Waddel, James, Dd
Waddel, James, D.D.
a Presbyterian divine, celebrated for his eloquence, and immortalized by the pen of William Wirt as "The Blind Preacher," was born at Newry, in the North of Ireland, in July, 1739. He came with his parents at an early age to America, was educated at Dr. Finlay's Nottingham Academy, studied theology with the, Rev. John Todd, was licensed to preach by the Presbytery of Hanover April 2, 1761, and was ordained and installed pastor of the churches of Lancaster and Northumberland, Va., Oct. 7, 1762. In 1778 he took charge of the Tinkling Spring congregation, Va.; in 1783 he organized a congregation at Stanton, to whom he preached on alternate Sabbaths; in 1785 he removed to Louisa County, Va., to an estate which he had purchased, and while there he lost his sight from cataract, but still continued to preach. It was during this period that Mr. Wirt was thrilled by his eloquence in the secluded little church in Orange County. In 1792 the degree of D.D. was conferred upon him by Dickinson College, Pa. He died in great triumph, Sept. 17, 1805. The testimonies to Dr. Waddel's surpassing eloquence are numerous and unquestionable. His oratory was simple, majestic, and impassioned.

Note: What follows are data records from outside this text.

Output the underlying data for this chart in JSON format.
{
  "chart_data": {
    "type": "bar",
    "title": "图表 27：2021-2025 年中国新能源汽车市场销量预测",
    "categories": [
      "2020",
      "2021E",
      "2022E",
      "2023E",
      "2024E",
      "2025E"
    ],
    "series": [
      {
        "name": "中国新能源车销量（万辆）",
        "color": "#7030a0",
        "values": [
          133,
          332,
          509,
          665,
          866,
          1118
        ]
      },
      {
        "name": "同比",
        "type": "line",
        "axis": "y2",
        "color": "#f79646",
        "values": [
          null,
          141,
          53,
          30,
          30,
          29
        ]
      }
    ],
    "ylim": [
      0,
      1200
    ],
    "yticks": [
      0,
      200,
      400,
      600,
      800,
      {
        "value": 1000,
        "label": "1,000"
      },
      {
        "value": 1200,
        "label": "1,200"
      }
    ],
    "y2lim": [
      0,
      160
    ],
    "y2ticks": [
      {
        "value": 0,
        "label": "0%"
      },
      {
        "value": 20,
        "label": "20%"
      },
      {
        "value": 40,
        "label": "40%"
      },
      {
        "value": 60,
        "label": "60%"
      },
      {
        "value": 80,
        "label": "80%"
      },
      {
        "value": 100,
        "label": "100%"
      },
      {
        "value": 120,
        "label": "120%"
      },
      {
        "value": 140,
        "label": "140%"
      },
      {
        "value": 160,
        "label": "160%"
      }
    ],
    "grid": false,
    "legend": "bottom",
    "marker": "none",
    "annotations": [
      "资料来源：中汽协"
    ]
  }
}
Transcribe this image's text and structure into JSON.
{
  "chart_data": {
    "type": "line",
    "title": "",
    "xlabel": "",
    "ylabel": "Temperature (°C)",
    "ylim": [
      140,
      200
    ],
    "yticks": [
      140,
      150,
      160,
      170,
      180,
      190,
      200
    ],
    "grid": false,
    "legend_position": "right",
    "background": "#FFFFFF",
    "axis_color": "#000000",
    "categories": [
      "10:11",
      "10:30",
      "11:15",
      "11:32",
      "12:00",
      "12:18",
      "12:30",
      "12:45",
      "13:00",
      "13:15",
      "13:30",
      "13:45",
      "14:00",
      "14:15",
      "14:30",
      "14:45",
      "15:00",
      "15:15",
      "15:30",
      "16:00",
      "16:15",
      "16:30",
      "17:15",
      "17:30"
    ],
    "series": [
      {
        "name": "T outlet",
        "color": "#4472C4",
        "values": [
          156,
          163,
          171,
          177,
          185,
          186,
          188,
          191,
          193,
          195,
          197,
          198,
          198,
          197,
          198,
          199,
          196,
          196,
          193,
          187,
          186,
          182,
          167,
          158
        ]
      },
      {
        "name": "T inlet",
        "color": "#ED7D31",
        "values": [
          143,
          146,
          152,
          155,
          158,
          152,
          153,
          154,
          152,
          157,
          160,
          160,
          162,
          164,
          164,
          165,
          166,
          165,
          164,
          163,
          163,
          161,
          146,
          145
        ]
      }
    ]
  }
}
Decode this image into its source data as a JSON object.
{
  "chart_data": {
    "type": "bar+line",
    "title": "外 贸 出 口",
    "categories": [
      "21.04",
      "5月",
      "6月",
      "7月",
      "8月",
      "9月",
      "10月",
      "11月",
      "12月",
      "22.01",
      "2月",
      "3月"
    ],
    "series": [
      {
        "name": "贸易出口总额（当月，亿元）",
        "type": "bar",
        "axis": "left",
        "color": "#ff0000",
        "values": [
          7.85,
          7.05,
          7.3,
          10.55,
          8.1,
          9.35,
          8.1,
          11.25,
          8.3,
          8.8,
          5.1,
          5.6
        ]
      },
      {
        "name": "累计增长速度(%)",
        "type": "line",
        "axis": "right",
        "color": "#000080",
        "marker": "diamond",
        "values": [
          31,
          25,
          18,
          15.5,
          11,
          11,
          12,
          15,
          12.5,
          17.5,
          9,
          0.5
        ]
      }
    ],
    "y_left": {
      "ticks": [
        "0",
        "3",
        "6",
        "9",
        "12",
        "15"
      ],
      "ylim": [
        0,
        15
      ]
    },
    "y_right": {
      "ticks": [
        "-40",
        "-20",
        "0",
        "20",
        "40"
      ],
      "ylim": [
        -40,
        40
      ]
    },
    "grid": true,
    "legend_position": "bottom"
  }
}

It glowed with the peculiar fire of the South. Patrick Henry himself pronounced Davies and Waddel the greatest orators of the age. In him were blended "the poet's hand and prophet's fire." Dr. Waddel published nothing during his life, and gave orders that all, his MSS. should be burned after his death. Several of his ten children occupied important positions in society. See Sprague, Annals of the Amer. Pulpit, 3, 235; Thomas, Pronouncing Biog. Dict.; Foote, Sketches of Virginia, vol. 1; Life of Rev. Dr. Alexander; Watchman of the South, and Prot. and Her. Oct. 24, 1844; Davidson, Hist. of the Presb. Church in Kentucky, p. 26; Letters of British Spy, let. 7. (J. L. S.)